Adversarial attacks with societal impact refer to deliberate manipulations of artificial intelligence systems that exploit their vulnerabilities, leading to significant consequences for society. These attacks can target critical sectors such as healthcare, finance, or transportation, causing misinformation, security breaches, or system failures. The societal impact arises when such attacks undermine public trust, disrupt essential services, or amplify biases, highlighting the urgent need for robust defenses and ethical considerations in AI deployment.
Adversarial attacks with societal impact refer to deliberate manipulations of artificial intelligence systems that exploit their vulnerabilities, leading to significant consequences for society. These attacks can target critical sectors such as healthcare, finance, or transportation, causing misinformation, security breaches, or system failures. The societal impact arises when such attacks undermine public trust, disrupt essential services, or amplify biases, highlighting the urgent need for robust defenses and ethical considerations in AI deployment.
What are adversarial attacks in AI?
Deliberate inputs or manipulations designed to cause AI systems to behave incorrectly or unsafely, often with subtle changes that humans may not notice.
Why do adversarial attacks have societal impact?
Because AI is used in critical areas (health, finance, transportation, information), failures or manipulations can affect safety, financial stability, privacy, and public trust.

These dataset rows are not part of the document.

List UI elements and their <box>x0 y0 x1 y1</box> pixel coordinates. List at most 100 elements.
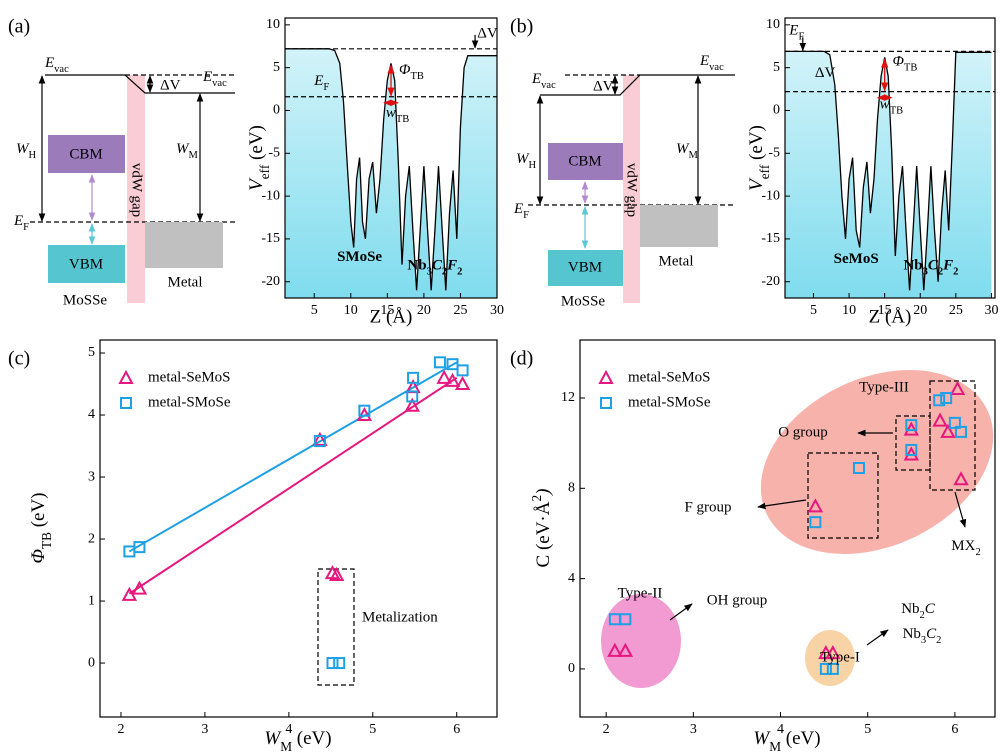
annotation-part: Φ <box>399 63 411 79</box>
diagram-label-part: vac <box>212 78 227 89</box>
x-tick-label: 20 <box>417 303 431 318</box>
annotation-part: 2 <box>457 266 462 277</box>
annotation: Type-I <box>820 649 860 665</box>
annotation-part: 3 <box>427 266 432 277</box>
annotation-part: C <box>432 258 443 274</box>
potential-curve <box>285 48 497 291</box>
diagram-label-part: W <box>16 141 30 157</box>
diagram-label-part: M <box>189 150 199 161</box>
annotation: MX2 <box>951 538 980 557</box>
annotation-part: TB <box>904 62 917 73</box>
data-point <box>313 435 326 448</box>
data-point <box>333 657 346 670</box>
x-tick-label: 6 <box>951 722 958 737</box>
cbm-box <box>48 135 125 173</box>
annotation-part: 2 <box>975 547 980 558</box>
diagram-label: vdW gap <box>624 163 640 217</box>
x-tick-label: 4 <box>285 722 292 737</box>
diagram-label-part: vac <box>541 80 556 91</box>
y-tick-label: 4 <box>88 407 95 422</box>
y-tick-label: -15 <box>761 231 780 246</box>
data-point <box>852 461 865 474</box>
annotation-part: 2 <box>936 635 941 646</box>
data-point <box>406 390 419 403</box>
data-point <box>940 423 956 438</box>
diagram-label: vdW gap <box>129 163 145 217</box>
x-tick-label: 25 <box>949 303 963 318</box>
legend-marker <box>598 369 614 384</box>
annotation-part: 2 <box>442 266 447 277</box>
data-point <box>619 613 632 626</box>
annotation-part: C <box>928 258 939 274</box>
y-tick-label: 5 <box>773 60 780 75</box>
legend-label: metal-SMoSe <box>148 394 231 410</box>
legend-label: metal-SeMoS <box>628 369 711 385</box>
cbm-box <box>548 143 623 180</box>
x-tick-label: 3 <box>201 722 208 737</box>
diagram-label: MoSSe <box>63 292 108 308</box>
diagram-label: Evac <box>531 71 556 90</box>
diagram-label-part: E <box>13 213 23 229</box>
data-point <box>953 471 969 486</box>
annotation: Type-II <box>618 585 663 601</box>
y-tick-label: 4 <box>568 571 575 586</box>
annotation: ΦTB <box>399 63 424 82</box>
legend-marker <box>120 397 132 409</box>
annotation: SMoSe <box>337 249 382 265</box>
legend-label: metal-SeMoS <box>148 369 231 385</box>
data-point <box>329 566 345 582</box>
y-tick-label: 5 <box>88 345 95 360</box>
data-point <box>326 657 339 670</box>
annotation-part: F <box>798 32 804 43</box>
plot-frame <box>579 339 996 718</box>
annotation-part: 2 <box>920 610 925 621</box>
x-axis-label: WM (eV) <box>264 728 331 752</box>
data-point <box>617 642 634 657</box>
y-tick-label: 3 <box>88 469 95 484</box>
diagram-label-part: vac <box>709 62 724 73</box>
data-point <box>356 406 373 422</box>
mx2-box <box>929 380 976 491</box>
x-axis-label-part: (eV) <box>781 728 821 749</box>
x-tick-label: 5 <box>311 303 318 318</box>
diagram-label: WH <box>16 141 37 160</box>
annotation-part: 2 <box>938 266 943 277</box>
x-axis-label-part: M <box>769 739 781 752</box>
panel-label: (c) <box>8 348 30 370</box>
x-tick-label: 5 <box>369 722 376 737</box>
annotation: EF <box>313 74 329 93</box>
data-point <box>358 404 371 417</box>
x-tick-label: 25 <box>453 303 467 318</box>
diagram-label-part: F <box>523 210 529 221</box>
diagram-label: EF <box>13 213 29 232</box>
x-axis-label: Z (Å) <box>370 306 413 327</box>
annotation-part: C <box>926 626 937 642</box>
annotation: wTB <box>386 105 409 124</box>
annotation: Nb3C2F2 <box>903 258 958 277</box>
vdw-gap-band <box>623 75 640 303</box>
annotation-part: E <box>788 23 798 39</box>
data-point <box>954 425 967 438</box>
vbm-box <box>48 245 125 283</box>
y-tick-label: -5 <box>268 146 280 161</box>
data-point <box>436 369 452 384</box>
diagram-label-part: E <box>699 53 709 69</box>
y-axis-label-part: (eV) <box>28 492 49 532</box>
arrow <box>866 629 889 646</box>
diagram-label-part: W <box>176 141 190 157</box>
diagram-label-part: E <box>44 55 54 71</box>
plot-frame <box>284 17 498 299</box>
annotation: Nb3C2F2 <box>407 258 462 277</box>
y-axis-label-part: V <box>246 177 267 191</box>
annotation-part: TB <box>410 71 423 82</box>
data-point <box>407 371 420 384</box>
arrow <box>954 491 967 528</box>
annotation: Type-III <box>859 379 909 395</box>
x-tick-label: 5 <box>810 303 817 318</box>
data-point <box>807 498 824 513</box>
data-point <box>312 431 328 446</box>
y-tick-label: 0 <box>568 661 575 676</box>
diagram-label: Evac <box>699 53 724 72</box>
y-tick-label: 10 <box>266 17 280 32</box>
data-point <box>404 397 420 412</box>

What sectors and harms illustrate potential impact?
Healthcare: misdiagnoses or unsafe treatment suggestions; Finance: manipulated risk scoring or fraud detection; Transportation: unsafe decisions by autonomous systems; Information ecosystems: spread of misinformation or manipulated recommendations.
What techniques do attackers use and how can defenses help?
Techniques include evasion (crafting inputs to fool models), data poisoning (tainting training data), backdoors, and model extraction. Defenses include adversarial training, robust evaluation, input validation, anomaly detection, and governance.
What ethical and governance practices should address societal risk?
Prioritize safety, fairness, accountability, and transparency; involve diverse stakeholders; implement responsible disclosure, ongoing risk assessment, monitoring, and safeguards to prevent dual-use harm.